Terms used across the navi-SAD documentation. Definitions are project-specific where noted.

Attractor : A set of states toward which a dynamical system evolves. In navi-SAD, the per-head SAD trajectory is treated as a delay-coordinate reconstruction of the model's internal attractor.

Bandt-Pompe ordinal patterns : The rank-order permutations of consecutive values in a time series, introduced by Bandt & Pompe (2002). For embedding dimension D, there are D! possible patterns.

Belief state geometry : The geometric structure that transformers construct in their residual streams to represent probabilistic beliefs about hidden states. See Shai et al. (arXiv:2405.15943) and the three-repo unification.

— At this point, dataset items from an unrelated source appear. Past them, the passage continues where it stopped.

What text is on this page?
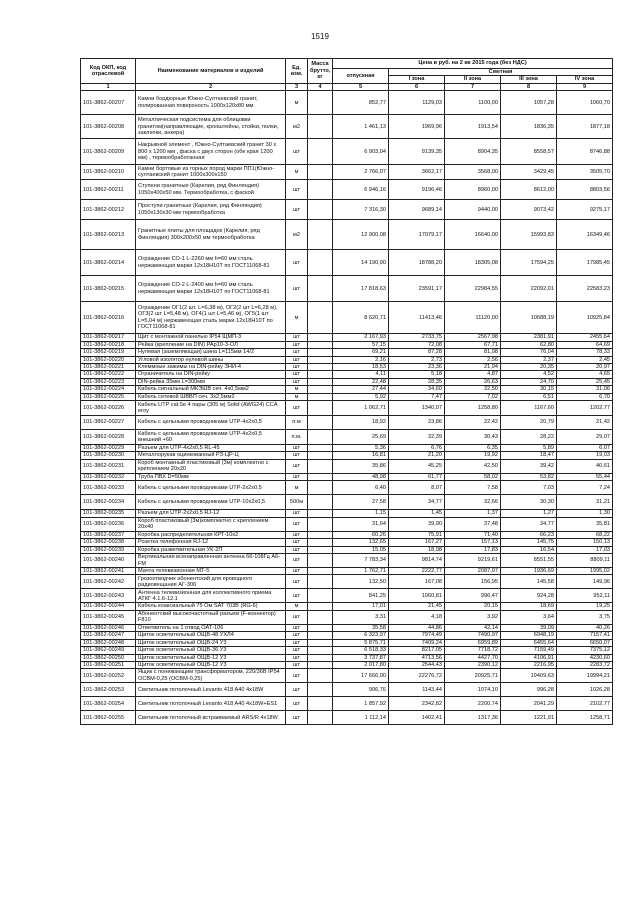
1519
Код ОКП, код отраслевой	Наименование материалов и изделий	Ед. изм.	Масса брутто, кг	Цена в руб. на 2 кв 2015 года (без НДС)				
				отпускная	Сметная			
					I зона	II зона	III зона	IV зона
1	2	3	4	5	6	7	8	9
101-3862-00207	Камни бордюрные Южно-Султаевский гранит, полированная поверхность 1000х120х80 мм	м		852,77	1129,03	1100,00	1057,28	1060,70
101-3862-00208	Металлическая подсистема для облицовки гранитом(направляющие, кронштейны, стойки, полки, заклепки, анкера)	м2		1 461,13	1969,96	1913,54	1836,35	1877,18
101-3862-00209	Накрывной элемент , Южно-Султаевский гранит 30 x 800 x 1200 мм , фаска с двух сторон (обе края 1200 мм) , термообработанная	шт		6 903,04	9139,35	8904,35	8558,57	8746,88
101-3862-00210	Камни бортовые из горных пород марки ПП1(Южно-султаевский гранит 1000х300х150	м		2 766,07	3662,17	3568,00	3429,45	3505,70
101-3862-00211	Ступени гранитные (Карелия, ряд Финляндия) 1050х400х50 мм. Термообработка, с фаской	шт		6 946,16	9196,46	8960,00	8612,00	8803,56
101-3862-00212	Проступи гранитные (Карелия, ряд Финляндия) 1050х130х30 мм термообработка	шт		7 316,30	9689,14	9440,00	9073,42	9275,17
101-3862-00213	Гранитные плиты для площадок (Карелия, ряд Финляндия) 300х200х50 мм термообработка	м2		12 900,08	17079,17	16640,00	15993,83	16349,46
101-3862-00214	Ограждение СО-1 L-2260 мм h=60 мм сталь нержавеющая марки 12х18Н10Т по ГОСТ11068-81	шт		14 190,90	18788,20	18305,08	17594,25	17985,45
101-3862-00215	Ограждение СО-2 L-2400 мм h=60 мм сталь нержавеющая марки 12х18Н10Т по ГОСТ11068-81	шт		17 818,63	23591,17	22984,55	22092,01	22583,23
101-3862-00216	Ограждение ОГ1(2 шт. L=6,38 м), ОГ2(2 шт L=6,28 м), ОГ3(2 шт L=5,48 м), ОГ4(1 шт L=5,46 м), ОГ5(1 шт L=5,04 м) нержавеющая сталь марки 12х18Н10Т по ГОСТ11068-81	м		8 620,71	11413,46	11120,00	10688,19	10925,84
101-3862-00217	Щит с монтажной панелью IP54 ЩМП-3	шт		2 167,93	2733,75	2567,98	2381,91	2455,64
101-3862-00218	Рейка (крепление на DIN) РАр10-3-ОЛ	шт		57,15	72,08	67,71	62,80	64,69
101-3862-00219	Нулевая (заземляющая) шина L=115мм 14/2	шт		69,21	87,28	81,98	76,04	78,33
101-3862-00220	Угловой изолятор нулевой шины	шт		2,16	2,73	2,56	2,37	2,45
101-3862-00221	Клеммные зажимы на DIN-рейку ЗНИ-4	шт		18,53	23,36	21,94	20,35	20,97
101-3862-00222	Ограничитель на DIN-рейку	шт		4,11	5,18	4,87	4,52	4,65
101-3862-00223	DIN-рейка 35мм L=300мм	шт		22,48	28,35	26,63	24,70	25,45
101-3862-00224	Кабель сигнальный МКЭШВ сеч. 4х0,5мм2	м		27,44	34,60	32,50	30,15	31,06
101-3862-00225	Кабель сетевой ШВВП сеч. 3х2,5мм2	м		5,92	7,47	7,02	6,51	6,70
101-3862-00226	Кабель UTP cat.5e 4 пары (305 м) Solid (AWG24) CCA eroy	шт		1 062,71	1340,07	1258,80	1167,60	1202,77
101-3862-00227	Кабель с цельными проводниками UTP-4х2х0,5	п.м		18,92	23,86	22,42	20,79	21,42
101-3862-00228	Кабель с цельными проводниками UTP-4х2х0,5 внешний +60	п.м.		25,69	32,39	30,43	28,22	29,07
101-3862-00229	Разъем для UTP-4х2х0,5 RL-45	шт		5,36	6,76	6,35	5,89	6,07
101-3862-00230	Металлорукав оцинкованный РЗ-ЦР-Ц	шт		16,81	21,20	19,92	18,47	19,03
101-3862-00231	Короб монтажный пластиковый (3м) комплектно с креплением 20х20	шт		35,86	45,25	42,50	39,42	40,61
101-3862-00232	Труба ПВХ D=50мм	шт		48,98	61,77	58,02	53,82	55,44
101-3862-00233	Кабель с цельными проводниками UTP-2х2х0,5	м		6,40	8,07	7,58	7,03	7,24
101-3862-00234	Кабель с цельными проводниками UTP-10х2х0,5	500м		27,58	34,77	32,66	30,30	31,21
101-3862-00235	Разъем для UTP-2х2х0,5 RJ-12	шт		1,15	1,45	1,37	1,27	1,30
101-3862-00236	Короб пластиковый (3м)комплектно с креплением 20х40	шт		31,64	39,90	37,48	34,77	35,81
101-3862-00237	Коробка распределительная КРТ-10х2	шт		60,26	75,91	71,40	66,23	68,22
101-3862-00238	Розетка телефонная RJ-12	шт		132,65	167,27	157,13	145,75	150,13
101-3862-00239	Коробка разветвительная УК-2П	шт		15,05	18,98	17,83	16,54	17,03
101-3862-00240	Вертикальная всенаправленная антенна 66-108Гц А6-FM	шт		7 783,34	9814,74	9219,61	8551,55	8809,11
101-3862-00241	Мачта телевизионная МТ-5	шт		1 762,71	2222,77	2087,97	1936,69	1995,02
101-3862-00242	Грозоотводчик абонентский для проводного радиовещания АГ-306	шт		132,50	167,08	156,95	145,58	149,96
101-3862-00243	Антенна телевизионная для коллективного приема АТКГ 4.1.6-12.1	шт		841,25	1060,81	996,47	924,28	952,11
101-3862-00244	Кабель коаксиальный 75 Ом SAT 703B (RG-6)	м		17,01	21,45	20,15	18,69	19,25
101-3862-00245	Абонентский высокочастотный разъем (F-коннектор) F810	шт		3,31	4,18	3,92	3,64	3,75
101-3862-00246	Ответвитель на 1 отвод ОАТ-106	шт		35,58	44,86	42,14	39,09	40,26
101-3862-00247	Щиток осветительный ОЩВ-48 УХЛ4	шт		6 323,97	7974,49	7490,97	6948,19	7157,41
101-3862-00248	Щиток осветительный ОЩВ-24 У3	шт		5 875,71	7409,24	6959,89	6455,64	6650,07
101-3862-00249	Щиток осветительный ОЩВ-36 У3	шт		6 518,33	8217,05	7718,72	7159,49	7375,12
101-3862-00250	Щиток осветительный ОЩВ-12 У3	шт		3 737,87	4713,56	4427,70	4106,91	4230,60
101-3862-00251	Щиток осветительный ОЩВ-12 У3	шт		2 017,80	2544,43	2390,12	2216,95	2283,72
101-3862-00252	Ящик с понижающим трансформатором, 220/36В IP54 ОСВМ-0,25 (ОСВМ-0,25)	шт		17 666,00	22276,72	20925,71	19409,63	19994,21
101-3862-00253	Светильник потолочный Levanto 418 A40 4х18W	шт		906,76	1143,44	1074,10	996,28	1026,28
101-3862-00254	Светильник потолочный Levanto 418 A40 4х18W+ES1	шт		1 857,92	2342,82	2200,74	2041,29	2102,77
101-3862-00255	Светильник потолочный встраиваемый ARS/R 4х18W	шт		1 112,14	1402,41	1317,36	1221,91	1258,71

Cosine divergence : The cosine distance (1 - cosine similarity) between softmax and linear attention outputs for the same head. The core SAD measurement.

Delay-coordinate embedding : Reconstructing a dynamical system's state space from a single scalar time series by plotting each value against its time-delayed predecessors. Justified by Takens' embedding theorem (1981).

Epsilon-machine : The minimal unifilar hidden Markov model that generates a given process. From computational mechanics (Crutchfield, J. P. & Young, K., 1989, "Inferring Statistical Complexity," Physical Review Letters, 63, 105--108).

GQA (Grouped Query Attention) : An attention variant where multiple query heads share key-value heads (Ainslie et al., EMNLP 2023, arXiv:2305.13245). Mistral-7B uses GQA (32 query heads, 8 KV heads). The adapter expands KV heads to match query heads before computing divergence.

Non-unifilar : A hidden Markov model where the current observation, given the current hidden state, does not uniquely determine the next hidden state. Non-unifilar processes have fractal belief state geometry.

Permutation entropy (PE) : The Shannon entropy of the ordinal pattern distribution in a delay-coordinate embedding. Measures the complexity of the trajectory's temporal structure.

SAD (Spectral Attention Divergence) : The per-head cosine distance between softmax and linear attention outputs, computed at each generation step. The core observable of the navi-SAD instrument.

Unifilar : A hidden Markov model where each (state, observation) pair uniquely determines the next state. Unifilar processes have point-like (non-fractal) belief state geometry.